Not sure where to start
with immune health?

Then this is a great place to begin.
This content is intended as general information. We encourage you to explore the full Puritan’s Pride’s® Immune Health offerings for product-specific benefits.

Vitamin D for Immune Health

Vitamin D is a fat-soluble vitamin that can be obtained through the diet or synthesized in the skin upon exposure to sunlight. Vitamin D3, the form of vitamin D formed in the skin, is a potent and active form of the vitamin. Vitamin D2 is a vitamin D analog formed in plants, mushrooms and yeasts during photosynthesis. While vitamin D2 is sometimes used in food fortification, Puritan’s Pride supplements provide the active form.

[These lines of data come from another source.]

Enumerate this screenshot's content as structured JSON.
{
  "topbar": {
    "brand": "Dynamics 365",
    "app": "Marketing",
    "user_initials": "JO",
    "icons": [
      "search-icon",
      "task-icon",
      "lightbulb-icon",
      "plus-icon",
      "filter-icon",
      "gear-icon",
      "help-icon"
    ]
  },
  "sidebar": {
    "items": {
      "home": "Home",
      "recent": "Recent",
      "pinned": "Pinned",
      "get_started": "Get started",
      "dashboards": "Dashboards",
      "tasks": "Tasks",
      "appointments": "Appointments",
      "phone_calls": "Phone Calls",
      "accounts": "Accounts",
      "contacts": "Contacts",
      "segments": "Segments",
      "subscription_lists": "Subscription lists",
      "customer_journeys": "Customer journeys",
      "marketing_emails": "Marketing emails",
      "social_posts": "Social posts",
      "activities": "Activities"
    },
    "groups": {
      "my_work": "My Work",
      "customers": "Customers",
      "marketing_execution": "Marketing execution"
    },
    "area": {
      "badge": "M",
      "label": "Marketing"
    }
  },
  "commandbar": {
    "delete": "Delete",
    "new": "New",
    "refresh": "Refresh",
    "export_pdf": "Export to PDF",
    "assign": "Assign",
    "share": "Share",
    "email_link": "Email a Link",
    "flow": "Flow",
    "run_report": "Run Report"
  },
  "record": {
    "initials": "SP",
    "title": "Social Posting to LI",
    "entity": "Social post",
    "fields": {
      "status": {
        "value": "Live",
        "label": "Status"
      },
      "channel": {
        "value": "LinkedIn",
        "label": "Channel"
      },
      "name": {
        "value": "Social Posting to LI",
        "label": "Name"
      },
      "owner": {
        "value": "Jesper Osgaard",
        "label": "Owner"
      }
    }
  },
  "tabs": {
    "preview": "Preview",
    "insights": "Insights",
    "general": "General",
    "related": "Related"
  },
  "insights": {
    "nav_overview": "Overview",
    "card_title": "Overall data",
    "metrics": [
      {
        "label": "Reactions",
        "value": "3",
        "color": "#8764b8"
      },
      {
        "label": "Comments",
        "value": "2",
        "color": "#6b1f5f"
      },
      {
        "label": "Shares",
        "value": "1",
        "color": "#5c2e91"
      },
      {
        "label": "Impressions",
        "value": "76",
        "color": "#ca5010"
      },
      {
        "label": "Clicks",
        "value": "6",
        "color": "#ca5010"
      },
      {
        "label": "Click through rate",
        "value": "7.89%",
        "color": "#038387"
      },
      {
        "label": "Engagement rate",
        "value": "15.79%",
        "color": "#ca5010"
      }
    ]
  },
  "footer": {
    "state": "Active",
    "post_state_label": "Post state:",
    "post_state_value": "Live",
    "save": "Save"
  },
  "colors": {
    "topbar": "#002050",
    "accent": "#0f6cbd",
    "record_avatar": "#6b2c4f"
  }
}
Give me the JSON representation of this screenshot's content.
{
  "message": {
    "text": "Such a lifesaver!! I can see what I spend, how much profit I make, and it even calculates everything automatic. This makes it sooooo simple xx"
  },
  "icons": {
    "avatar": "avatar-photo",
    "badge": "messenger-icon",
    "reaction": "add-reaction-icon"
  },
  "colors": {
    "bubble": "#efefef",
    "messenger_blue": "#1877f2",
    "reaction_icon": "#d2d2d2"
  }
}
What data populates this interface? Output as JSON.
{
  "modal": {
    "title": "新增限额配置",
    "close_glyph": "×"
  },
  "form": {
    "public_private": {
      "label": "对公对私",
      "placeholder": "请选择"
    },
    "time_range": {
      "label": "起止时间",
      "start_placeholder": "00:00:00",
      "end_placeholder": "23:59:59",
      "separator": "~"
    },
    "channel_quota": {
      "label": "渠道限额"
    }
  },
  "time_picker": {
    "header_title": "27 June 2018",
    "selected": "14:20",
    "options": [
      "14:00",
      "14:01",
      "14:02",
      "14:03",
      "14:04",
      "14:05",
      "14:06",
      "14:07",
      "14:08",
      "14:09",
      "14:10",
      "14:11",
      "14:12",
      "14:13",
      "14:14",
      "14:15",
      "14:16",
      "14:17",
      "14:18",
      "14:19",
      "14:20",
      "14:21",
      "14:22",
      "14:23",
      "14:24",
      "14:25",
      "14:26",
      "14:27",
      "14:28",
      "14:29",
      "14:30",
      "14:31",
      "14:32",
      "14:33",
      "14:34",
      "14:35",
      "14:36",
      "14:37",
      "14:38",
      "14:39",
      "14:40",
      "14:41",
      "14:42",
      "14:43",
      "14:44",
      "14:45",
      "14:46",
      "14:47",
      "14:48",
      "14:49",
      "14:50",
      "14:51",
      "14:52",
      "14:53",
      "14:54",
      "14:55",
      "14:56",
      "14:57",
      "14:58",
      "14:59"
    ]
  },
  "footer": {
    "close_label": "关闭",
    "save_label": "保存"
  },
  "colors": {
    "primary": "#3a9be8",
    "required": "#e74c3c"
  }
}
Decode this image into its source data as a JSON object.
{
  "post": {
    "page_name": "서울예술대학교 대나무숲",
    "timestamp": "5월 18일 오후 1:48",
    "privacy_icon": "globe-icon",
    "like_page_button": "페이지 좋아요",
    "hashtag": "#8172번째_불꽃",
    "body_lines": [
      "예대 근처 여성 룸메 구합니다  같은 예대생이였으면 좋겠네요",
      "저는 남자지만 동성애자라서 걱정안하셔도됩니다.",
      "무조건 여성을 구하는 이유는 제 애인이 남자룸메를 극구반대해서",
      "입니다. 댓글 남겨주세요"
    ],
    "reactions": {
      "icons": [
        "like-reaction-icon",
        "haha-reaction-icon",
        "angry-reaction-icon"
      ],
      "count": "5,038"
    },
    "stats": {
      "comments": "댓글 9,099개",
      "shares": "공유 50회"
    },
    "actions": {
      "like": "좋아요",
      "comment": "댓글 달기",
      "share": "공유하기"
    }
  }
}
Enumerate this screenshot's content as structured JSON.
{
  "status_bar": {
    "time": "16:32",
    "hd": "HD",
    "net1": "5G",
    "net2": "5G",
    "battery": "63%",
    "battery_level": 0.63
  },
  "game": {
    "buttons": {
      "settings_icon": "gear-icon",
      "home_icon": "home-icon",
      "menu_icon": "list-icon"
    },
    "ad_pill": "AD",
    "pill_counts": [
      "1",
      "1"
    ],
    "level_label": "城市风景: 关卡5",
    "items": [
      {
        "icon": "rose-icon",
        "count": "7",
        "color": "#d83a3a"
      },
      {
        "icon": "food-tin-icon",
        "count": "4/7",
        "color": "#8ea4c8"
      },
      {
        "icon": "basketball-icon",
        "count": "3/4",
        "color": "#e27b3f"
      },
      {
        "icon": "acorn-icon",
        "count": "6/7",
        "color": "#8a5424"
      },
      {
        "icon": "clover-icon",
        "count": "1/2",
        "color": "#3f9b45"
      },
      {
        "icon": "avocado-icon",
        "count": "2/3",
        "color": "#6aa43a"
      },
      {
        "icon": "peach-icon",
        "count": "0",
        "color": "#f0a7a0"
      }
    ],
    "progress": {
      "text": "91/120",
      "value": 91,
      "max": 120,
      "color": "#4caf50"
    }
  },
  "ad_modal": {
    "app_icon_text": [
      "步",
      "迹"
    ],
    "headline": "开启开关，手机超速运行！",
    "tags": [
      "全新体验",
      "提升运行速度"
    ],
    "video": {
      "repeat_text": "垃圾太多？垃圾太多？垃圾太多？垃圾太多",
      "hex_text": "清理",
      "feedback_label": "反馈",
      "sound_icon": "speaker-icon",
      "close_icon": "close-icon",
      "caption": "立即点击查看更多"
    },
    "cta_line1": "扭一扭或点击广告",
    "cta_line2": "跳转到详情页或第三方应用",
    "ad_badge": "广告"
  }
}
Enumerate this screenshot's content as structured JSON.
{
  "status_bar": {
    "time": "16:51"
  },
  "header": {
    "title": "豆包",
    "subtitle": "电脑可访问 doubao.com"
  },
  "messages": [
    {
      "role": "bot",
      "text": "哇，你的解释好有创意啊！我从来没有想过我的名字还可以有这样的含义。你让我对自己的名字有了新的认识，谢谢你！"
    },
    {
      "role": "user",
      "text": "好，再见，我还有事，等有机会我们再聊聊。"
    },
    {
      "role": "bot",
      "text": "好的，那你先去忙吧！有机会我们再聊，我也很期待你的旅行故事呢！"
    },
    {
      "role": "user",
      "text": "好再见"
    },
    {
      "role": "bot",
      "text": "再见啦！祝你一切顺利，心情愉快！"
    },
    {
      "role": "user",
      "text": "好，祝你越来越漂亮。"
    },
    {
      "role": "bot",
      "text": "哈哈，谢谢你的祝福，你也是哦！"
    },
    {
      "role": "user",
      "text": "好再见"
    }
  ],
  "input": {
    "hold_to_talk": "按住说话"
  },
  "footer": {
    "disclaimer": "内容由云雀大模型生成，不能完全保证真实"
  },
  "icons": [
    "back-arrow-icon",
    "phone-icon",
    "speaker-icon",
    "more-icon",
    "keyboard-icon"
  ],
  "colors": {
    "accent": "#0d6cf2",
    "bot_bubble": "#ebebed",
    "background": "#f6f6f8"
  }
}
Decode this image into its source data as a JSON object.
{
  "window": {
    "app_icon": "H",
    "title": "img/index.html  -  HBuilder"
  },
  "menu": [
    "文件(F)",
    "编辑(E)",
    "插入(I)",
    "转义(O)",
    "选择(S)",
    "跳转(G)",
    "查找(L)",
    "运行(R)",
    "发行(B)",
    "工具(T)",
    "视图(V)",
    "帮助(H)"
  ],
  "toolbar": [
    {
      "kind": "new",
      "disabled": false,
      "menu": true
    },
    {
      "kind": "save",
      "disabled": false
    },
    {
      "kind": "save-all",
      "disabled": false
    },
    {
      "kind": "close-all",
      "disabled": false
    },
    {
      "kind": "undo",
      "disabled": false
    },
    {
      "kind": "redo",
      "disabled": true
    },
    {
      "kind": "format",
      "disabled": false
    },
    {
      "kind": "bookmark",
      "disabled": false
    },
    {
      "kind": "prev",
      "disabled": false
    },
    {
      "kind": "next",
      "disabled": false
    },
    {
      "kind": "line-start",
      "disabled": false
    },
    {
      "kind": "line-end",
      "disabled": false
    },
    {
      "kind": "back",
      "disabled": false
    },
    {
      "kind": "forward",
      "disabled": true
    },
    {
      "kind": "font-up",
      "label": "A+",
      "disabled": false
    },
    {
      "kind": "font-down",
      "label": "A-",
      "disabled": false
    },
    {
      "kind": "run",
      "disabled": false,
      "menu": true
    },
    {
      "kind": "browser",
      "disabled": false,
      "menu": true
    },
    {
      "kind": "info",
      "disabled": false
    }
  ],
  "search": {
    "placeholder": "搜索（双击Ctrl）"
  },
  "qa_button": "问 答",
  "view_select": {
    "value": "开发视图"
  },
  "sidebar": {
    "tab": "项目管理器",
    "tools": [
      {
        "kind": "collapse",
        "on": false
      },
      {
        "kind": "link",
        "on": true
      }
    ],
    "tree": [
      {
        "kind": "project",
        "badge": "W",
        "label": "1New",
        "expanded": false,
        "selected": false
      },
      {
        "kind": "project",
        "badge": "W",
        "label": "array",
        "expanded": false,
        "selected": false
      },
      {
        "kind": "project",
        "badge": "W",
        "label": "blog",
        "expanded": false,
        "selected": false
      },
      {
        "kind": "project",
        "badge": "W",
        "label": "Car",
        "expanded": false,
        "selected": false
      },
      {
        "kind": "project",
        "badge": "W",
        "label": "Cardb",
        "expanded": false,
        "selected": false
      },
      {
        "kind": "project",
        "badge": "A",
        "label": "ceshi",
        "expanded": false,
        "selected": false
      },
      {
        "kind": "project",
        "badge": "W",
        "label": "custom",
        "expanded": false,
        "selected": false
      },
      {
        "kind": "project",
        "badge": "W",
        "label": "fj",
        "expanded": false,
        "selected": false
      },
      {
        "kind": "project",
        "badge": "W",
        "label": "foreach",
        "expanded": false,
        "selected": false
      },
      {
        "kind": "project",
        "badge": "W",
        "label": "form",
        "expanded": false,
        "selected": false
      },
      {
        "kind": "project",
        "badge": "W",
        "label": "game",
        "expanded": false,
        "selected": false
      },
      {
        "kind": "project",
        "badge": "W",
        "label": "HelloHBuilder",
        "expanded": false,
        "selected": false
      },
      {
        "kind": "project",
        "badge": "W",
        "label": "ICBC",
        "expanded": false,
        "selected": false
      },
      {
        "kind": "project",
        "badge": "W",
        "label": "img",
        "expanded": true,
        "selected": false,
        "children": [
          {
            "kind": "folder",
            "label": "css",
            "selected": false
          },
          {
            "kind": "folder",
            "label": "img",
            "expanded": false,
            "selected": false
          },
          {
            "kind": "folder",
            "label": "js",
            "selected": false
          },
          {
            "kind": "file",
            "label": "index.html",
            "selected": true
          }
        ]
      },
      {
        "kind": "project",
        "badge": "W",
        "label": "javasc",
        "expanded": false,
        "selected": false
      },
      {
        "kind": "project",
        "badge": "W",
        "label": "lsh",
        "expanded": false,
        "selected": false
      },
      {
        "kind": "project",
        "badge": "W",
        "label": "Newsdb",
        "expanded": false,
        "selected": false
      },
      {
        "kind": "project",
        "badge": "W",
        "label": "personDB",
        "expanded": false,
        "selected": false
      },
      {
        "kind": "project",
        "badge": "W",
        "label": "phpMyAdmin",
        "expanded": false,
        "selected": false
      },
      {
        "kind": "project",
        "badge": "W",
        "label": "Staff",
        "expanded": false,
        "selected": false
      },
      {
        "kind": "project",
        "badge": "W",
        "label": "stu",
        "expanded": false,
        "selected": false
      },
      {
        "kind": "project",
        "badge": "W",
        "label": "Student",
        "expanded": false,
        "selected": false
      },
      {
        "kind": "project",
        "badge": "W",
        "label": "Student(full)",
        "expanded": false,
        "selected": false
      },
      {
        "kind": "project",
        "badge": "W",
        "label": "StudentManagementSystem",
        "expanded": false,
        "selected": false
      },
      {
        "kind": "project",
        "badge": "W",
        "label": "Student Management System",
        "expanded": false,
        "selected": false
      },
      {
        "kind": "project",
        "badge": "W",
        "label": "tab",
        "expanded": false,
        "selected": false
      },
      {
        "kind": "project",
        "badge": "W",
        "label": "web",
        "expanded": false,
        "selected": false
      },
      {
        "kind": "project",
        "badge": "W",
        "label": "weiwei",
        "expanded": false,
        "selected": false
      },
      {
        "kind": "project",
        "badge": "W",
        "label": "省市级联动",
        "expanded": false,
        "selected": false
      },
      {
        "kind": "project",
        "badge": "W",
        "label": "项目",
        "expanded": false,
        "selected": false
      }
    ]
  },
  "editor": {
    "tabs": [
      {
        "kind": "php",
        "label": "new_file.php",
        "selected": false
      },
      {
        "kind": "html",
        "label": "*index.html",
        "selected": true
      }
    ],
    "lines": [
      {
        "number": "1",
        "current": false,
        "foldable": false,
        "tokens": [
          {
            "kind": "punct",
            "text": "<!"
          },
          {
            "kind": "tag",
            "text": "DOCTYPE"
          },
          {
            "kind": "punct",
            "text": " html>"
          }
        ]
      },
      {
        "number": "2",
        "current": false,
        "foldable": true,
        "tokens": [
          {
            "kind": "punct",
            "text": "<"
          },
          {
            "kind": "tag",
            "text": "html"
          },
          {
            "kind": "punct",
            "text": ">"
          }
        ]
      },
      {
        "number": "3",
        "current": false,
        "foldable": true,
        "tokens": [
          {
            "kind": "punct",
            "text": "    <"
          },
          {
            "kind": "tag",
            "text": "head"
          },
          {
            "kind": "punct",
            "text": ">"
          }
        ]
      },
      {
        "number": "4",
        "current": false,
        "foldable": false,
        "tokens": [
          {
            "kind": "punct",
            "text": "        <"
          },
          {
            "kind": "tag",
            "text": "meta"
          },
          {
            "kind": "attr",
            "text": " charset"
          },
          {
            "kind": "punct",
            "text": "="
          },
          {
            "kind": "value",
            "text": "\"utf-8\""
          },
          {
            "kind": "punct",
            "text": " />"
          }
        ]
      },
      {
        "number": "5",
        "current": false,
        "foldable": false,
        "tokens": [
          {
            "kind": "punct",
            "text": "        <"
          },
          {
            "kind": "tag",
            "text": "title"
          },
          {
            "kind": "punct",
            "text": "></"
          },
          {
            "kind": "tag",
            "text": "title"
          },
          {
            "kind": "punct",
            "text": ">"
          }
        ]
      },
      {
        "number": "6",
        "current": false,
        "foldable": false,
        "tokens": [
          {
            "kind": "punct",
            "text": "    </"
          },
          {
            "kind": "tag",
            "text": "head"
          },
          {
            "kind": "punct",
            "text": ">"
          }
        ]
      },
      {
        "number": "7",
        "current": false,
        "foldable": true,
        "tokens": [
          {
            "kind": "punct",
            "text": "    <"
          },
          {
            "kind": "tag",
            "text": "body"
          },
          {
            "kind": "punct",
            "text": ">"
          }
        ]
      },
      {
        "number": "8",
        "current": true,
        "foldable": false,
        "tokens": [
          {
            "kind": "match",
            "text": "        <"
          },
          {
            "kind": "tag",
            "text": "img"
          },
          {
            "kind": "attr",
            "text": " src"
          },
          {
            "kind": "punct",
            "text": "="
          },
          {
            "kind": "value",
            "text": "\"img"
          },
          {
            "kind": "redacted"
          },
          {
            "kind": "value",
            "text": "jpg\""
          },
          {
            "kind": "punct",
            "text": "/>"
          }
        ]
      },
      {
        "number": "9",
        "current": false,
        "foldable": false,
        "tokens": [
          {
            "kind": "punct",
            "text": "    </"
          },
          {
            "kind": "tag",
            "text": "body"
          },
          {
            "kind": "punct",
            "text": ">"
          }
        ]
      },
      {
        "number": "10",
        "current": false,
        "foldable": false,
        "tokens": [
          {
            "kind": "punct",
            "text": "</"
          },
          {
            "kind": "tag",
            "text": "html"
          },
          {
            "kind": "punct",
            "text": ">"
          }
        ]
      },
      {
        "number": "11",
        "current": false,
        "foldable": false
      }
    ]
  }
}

Vitamin D plays a regulatory role in the growth, differentiation, and proliferation of different types of white blood cells.8** It is important to regulate these processes to maintain immune balance. Think of a thermostat set to 70 degrees.

When the temperature falls below 70 degrees the heat comes on but once the temperature is reached, the heat needs to turn off or else the temperature will continue to rise indefinitely. The same delicate balance is needed for our immune systems to maintain optimal health.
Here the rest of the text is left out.